Sequenced Assembly sends an in-progress item through an ordered series of Create operations, potentially cycling until completion. It is a defining challenge of advanced production.
Building a sequence
- Check the recipe viewer for the required intermediate and the order of actions.
- Route the incomplete item back through exactly the needed sequence using belts, funnels and filters.
- Separate failed/by-product output from successful results.
Engineering tip
- Design sequences as a visible loop with access points, because misrouted intermediate items are much easier to diagnose in an open build.
Production-line design
- Every process has an input position, an operation condition and an output path.
- Buffering at depots, vaults or chests prevents one slow stage from freezing the whole line.
Recipe verification
- Use the recipe viewer to confirm steps and required heat or fluids.

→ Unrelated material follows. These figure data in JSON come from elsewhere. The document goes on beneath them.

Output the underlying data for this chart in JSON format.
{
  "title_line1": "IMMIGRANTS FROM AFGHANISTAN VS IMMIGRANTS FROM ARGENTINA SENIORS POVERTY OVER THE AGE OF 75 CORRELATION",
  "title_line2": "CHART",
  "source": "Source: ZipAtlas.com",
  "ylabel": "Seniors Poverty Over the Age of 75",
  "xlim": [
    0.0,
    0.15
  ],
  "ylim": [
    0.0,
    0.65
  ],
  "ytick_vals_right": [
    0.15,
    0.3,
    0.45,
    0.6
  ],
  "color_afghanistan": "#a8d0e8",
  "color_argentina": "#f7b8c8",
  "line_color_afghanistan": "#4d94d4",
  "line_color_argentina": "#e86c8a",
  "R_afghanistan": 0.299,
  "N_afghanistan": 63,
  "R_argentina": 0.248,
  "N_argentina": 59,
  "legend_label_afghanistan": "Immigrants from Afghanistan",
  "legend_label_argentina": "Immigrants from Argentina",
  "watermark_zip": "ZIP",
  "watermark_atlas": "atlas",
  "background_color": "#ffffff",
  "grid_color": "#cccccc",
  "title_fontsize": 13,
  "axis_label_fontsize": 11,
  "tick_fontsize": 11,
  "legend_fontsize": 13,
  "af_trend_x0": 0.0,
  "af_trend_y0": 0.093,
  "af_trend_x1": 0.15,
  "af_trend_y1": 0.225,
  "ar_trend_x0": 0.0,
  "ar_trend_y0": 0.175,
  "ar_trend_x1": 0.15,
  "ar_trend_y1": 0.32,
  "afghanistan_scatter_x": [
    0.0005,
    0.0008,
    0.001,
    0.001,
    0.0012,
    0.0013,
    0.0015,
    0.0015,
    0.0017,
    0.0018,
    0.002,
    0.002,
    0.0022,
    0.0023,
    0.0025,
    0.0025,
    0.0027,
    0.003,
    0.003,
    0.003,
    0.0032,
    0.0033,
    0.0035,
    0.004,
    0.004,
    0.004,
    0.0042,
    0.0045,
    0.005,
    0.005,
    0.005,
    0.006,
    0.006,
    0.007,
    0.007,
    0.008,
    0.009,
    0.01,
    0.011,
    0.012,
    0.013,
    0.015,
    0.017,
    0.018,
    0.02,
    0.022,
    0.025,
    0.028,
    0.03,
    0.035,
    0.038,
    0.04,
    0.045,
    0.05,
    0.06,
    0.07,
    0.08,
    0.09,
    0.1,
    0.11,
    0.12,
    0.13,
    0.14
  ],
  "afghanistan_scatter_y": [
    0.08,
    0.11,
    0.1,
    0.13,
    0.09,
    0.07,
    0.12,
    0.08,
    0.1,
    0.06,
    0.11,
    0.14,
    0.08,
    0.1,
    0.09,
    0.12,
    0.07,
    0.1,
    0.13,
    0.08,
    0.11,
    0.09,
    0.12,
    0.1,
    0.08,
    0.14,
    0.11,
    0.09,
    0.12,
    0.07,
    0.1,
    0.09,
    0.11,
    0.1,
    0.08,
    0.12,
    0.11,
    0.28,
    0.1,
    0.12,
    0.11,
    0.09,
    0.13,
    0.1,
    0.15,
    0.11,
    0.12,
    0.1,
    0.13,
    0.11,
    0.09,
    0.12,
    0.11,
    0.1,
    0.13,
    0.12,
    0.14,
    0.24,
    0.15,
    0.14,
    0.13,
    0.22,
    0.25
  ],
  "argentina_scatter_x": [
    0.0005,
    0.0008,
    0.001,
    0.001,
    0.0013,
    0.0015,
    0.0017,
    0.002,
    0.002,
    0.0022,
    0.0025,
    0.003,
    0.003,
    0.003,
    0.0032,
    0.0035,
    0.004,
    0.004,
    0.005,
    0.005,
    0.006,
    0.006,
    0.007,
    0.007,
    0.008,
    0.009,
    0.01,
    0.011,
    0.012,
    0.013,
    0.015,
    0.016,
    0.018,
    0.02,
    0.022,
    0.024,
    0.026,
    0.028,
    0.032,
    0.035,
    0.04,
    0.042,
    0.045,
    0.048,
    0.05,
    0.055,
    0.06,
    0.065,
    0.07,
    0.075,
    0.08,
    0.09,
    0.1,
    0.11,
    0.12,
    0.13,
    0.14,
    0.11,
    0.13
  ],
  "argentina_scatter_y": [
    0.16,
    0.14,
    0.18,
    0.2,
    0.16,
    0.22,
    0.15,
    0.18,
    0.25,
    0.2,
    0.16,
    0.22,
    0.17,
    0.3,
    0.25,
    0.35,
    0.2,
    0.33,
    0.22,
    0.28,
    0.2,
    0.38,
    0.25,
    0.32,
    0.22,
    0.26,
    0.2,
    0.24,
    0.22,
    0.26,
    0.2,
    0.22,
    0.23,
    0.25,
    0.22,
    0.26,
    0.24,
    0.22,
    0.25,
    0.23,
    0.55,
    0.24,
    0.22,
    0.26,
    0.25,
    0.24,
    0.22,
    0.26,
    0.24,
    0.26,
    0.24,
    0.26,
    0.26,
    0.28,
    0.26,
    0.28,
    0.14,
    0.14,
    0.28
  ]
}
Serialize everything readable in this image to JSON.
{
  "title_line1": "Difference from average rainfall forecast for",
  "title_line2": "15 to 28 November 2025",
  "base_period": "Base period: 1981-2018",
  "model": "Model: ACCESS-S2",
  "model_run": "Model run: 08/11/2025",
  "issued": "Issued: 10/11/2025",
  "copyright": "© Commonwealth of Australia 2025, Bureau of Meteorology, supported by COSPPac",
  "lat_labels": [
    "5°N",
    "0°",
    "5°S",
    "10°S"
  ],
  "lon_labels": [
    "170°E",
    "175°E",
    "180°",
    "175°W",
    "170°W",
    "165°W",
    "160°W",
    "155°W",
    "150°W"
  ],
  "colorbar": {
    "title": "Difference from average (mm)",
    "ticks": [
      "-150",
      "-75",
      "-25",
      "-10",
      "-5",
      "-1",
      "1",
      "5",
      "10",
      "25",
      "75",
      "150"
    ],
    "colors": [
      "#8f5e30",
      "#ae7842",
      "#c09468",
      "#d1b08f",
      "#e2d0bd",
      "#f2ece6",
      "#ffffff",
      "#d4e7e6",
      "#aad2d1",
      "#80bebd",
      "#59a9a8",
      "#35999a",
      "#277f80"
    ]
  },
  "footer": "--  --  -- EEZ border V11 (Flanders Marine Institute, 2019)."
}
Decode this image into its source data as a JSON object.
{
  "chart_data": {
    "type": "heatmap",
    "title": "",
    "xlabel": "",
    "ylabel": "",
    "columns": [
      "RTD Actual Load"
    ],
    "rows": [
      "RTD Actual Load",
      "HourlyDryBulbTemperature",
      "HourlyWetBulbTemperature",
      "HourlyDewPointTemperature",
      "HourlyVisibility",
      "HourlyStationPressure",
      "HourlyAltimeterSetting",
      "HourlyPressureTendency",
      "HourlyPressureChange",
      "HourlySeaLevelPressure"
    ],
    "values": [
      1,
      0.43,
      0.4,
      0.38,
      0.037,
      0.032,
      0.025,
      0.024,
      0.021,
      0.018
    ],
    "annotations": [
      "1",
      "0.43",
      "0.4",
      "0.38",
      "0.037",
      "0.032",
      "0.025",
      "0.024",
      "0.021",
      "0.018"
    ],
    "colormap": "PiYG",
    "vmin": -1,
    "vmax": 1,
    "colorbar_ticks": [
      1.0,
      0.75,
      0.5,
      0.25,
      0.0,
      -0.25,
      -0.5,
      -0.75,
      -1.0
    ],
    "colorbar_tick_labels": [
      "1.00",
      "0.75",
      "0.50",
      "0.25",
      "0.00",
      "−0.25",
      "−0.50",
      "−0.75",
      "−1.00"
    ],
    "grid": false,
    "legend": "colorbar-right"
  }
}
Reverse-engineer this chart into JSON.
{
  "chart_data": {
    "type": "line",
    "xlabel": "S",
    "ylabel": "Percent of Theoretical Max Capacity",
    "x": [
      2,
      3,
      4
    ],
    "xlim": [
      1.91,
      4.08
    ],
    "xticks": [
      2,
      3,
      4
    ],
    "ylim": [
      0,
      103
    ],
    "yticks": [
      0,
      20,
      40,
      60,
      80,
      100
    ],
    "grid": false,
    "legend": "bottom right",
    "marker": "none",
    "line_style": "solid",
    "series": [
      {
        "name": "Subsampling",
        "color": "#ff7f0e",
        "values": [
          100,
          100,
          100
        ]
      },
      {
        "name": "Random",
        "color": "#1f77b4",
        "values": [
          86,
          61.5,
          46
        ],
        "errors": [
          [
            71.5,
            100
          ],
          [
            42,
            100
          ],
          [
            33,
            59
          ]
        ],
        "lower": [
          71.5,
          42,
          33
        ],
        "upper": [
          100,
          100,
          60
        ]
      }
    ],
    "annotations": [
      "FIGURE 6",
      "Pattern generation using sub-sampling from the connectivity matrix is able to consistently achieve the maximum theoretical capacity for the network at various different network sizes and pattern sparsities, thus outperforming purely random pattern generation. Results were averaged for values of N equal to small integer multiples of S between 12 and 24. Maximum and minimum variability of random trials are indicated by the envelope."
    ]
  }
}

- Use Ponder to see how the machine expects items to be presented.
Processing as modules
A processing cell should make four things obvious: its input, its required condition, its operation and its output. For example, a press needs items placed under its working head; a basin process needs ingredients, powered operation and sometimes heat.
Once one cell is reliable, repeat or connect cells using belts, chutes, funnels, arms and storage. Modular processing lines are easier to upgrade, supply by train and sell from a player market.
Throughput and storage
Higher speed is useful only when every downstream stage can accept the results. When a line stalls, the apparent failure may be a full output inventory rather than the machine that stopped moving.